How does an innocent looking interface element lead to such disastrous consequences like disclosure of credit card information, remotely controlling a machine, hijacking user identities and so on? Data becoming code via cleverly crafted payloads is one of the key security issues and is at the heart of many of the security attacks.
Above thoughts form the basis of my new tutorial which I am going to present at STeP-IN SUMMIT 2015. It discusses the subject from the ground up so that the attendees come to know about the core of this problem while appreciating the consequences via live demonstration done by me.
For the benefit of my readers, most of whom would not be there to be attend the tutorial, I am sharing the slide-deck at the end of this blog post. Also, I am writing down the key ideas below for reference. Most of them are questions, and debatable ones.
The Eye to Behold
- Look at the text below and identify everything that you see and interpret:
<strong> int i = 1;</strong>
- The usual answers that I get are at high-level abstract layers, the industry has become so used to. We forget to see simple things and hence fail to build knowledge that needs them as the base.
- Some basic questions to ask:
- Did you see the space?
- Two kinds of spaces?
- The = and ;
- Did you think about the constraint that int is a keyword?
- Which language is it?
- Size of memory?
- Little Endian? Big Endian?
- What comes on right vs left?…
- A key question is – “Do you have the eye to behold?” Seeing is not beholding. Beholding needs to be cultured and practiced.
Compiled vs Interpreted Code
- Is Compiled Code interpreted?
- Can we see processor on a machine as a Virtual Machine just like JVM? Why does it matter that it runs OpCodes (machine Code) instead of bytecodes?
- What are the implications of this understanding?

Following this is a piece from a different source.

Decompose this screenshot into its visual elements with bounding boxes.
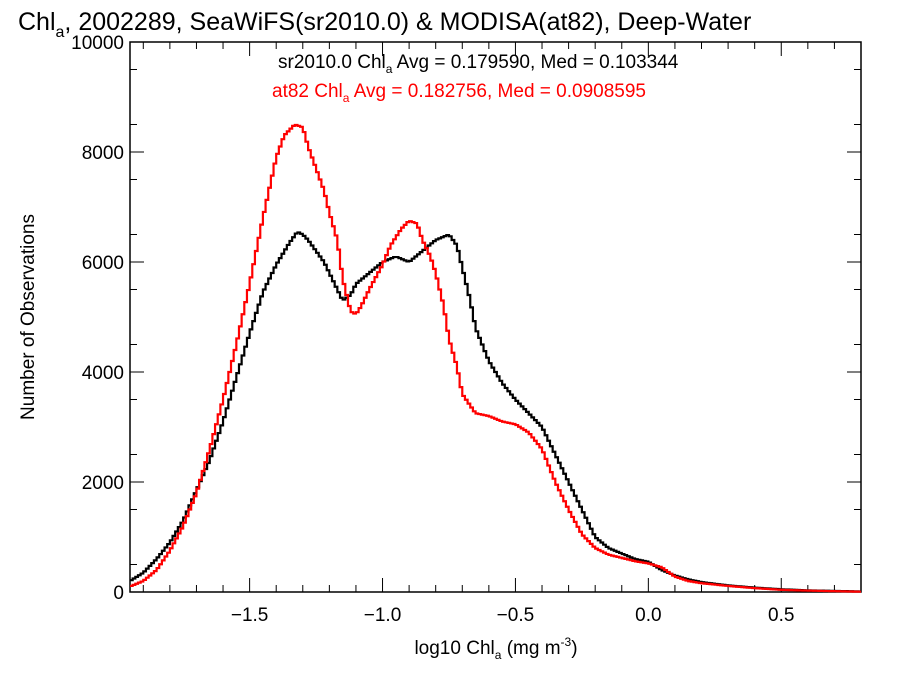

- What does this understanding help us with?
- Is SQL an interpreted language?
- Can HTML be treated as one?
- What about a simple path string? Can we treat the code which makes sense out of a path string a VM?
- What about the system command modules in various languages?
Code – Data = ?
- Or Code = Data + ?
- Or Data + ? = Code
- Most of the times the ? is a simple ‘ or ” or ; or something similar
- The moment we understand any data is on its way to become code when it breaks the data cage, we start appreciating the injection and overflow attacks in a much generic way.
- A simple example: ‘Testing’ is a string, not because of something to do with the word Testing. Just put a quote after Test and see what happens:
- Now Test is still data but ing has broken the data cage. It would be run (post byte code conversion) by an interpreter as a part of its code and not data.
I would demonstrate these concepts via multiple different attacks which are usually studied separately and as if they are fundamentally different from each other. The core problem of them all is – Data can become code.